Obesity is a critical public health concern with particular relevance to US military personnel. Stress and internalized weight stigma (“stigma”) may contribute to and maintain obesogenic processes and behaviors, including emotional eating. In this secondary cross-sectional analysis, we examined (1) associations among stress and stigma with emotional eating and body fat percentage (BF%), (2) whether stress explains the association between stigma and emotional eating, and (3) whether emotional eating explains associations between stress and stigma with BF%.
Active-duty military service members (N = 178) completed BF% assessment and questionnaires assessing stress, stigma, and emotional eating.

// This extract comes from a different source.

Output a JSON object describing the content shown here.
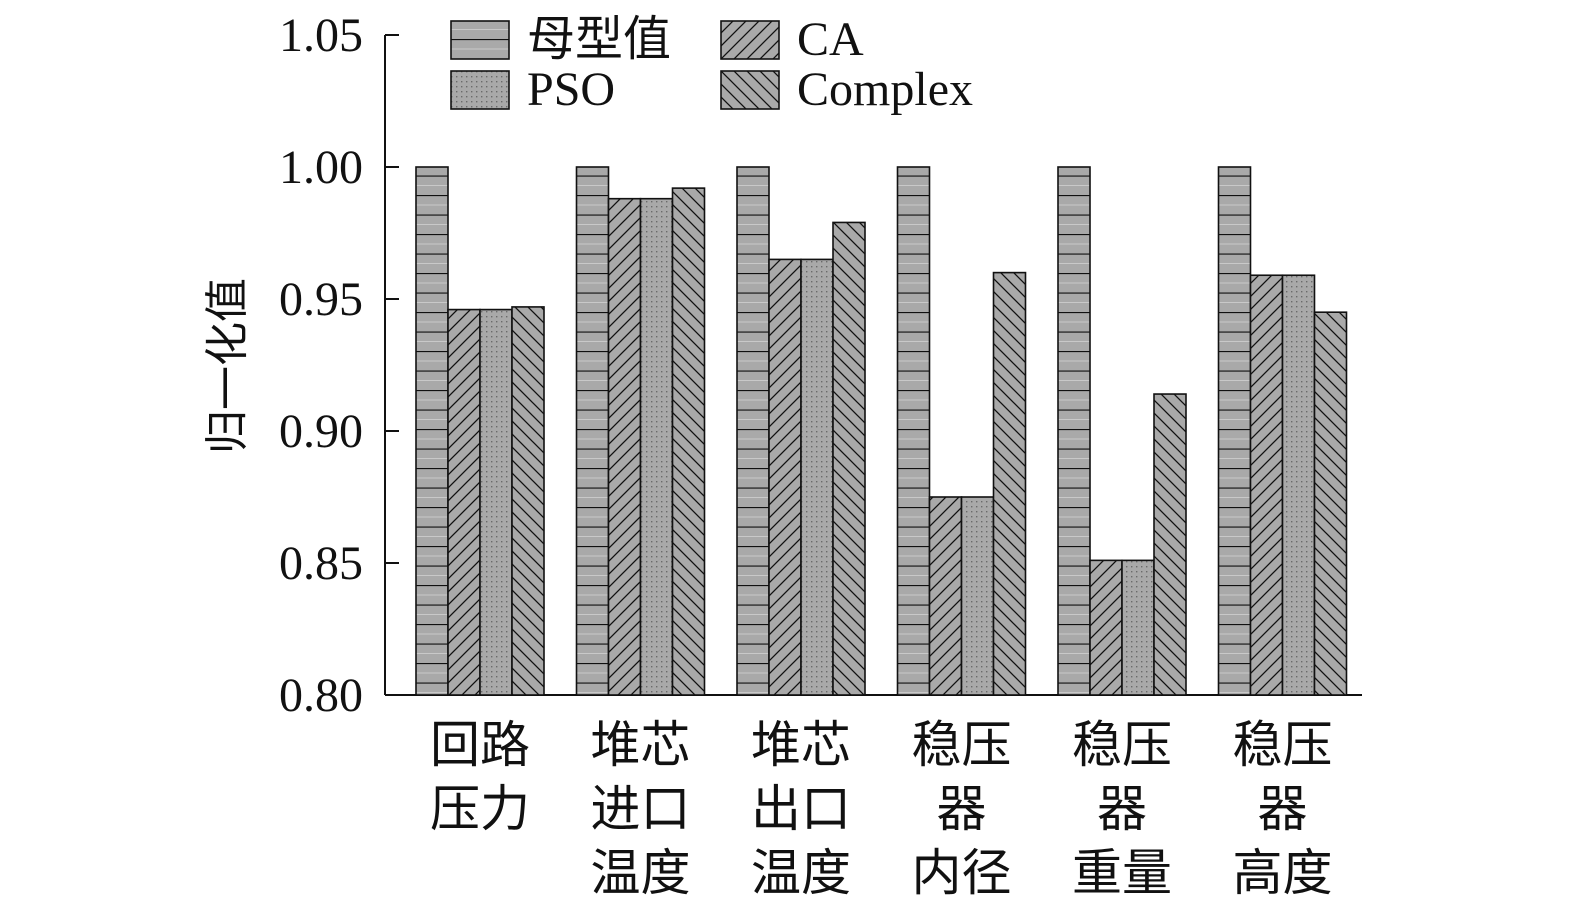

Structural equation modeling path analyses showed that stress and stigma were both significantly associated with emotional eating (b = 0.35, p < 0.001 and b = 0.23, p < 0.001, respectively) and with BF% (b = 0.38, p < 0.001 and b = 0.29, p < 0.001, respectively) such that individuals who reported higher stress and stigma tended to report more emotional eating and had higher BF%. Stress partially explained the association between internalized weight stigma and emotional eating, and emotional eating partially explained the relationship between stress and BF% but did not significantly mediate the association between stigma and BF%.
Greater stress and internalized weight stigma were associated with more emotional eating and higher BF%; however, emotional eating only partially explained the association between stress and BF%. Results highlight the importance of interventions targeting stress management skills, but additional research is needed to identify mechanisms that explain the association between stigma and BF%.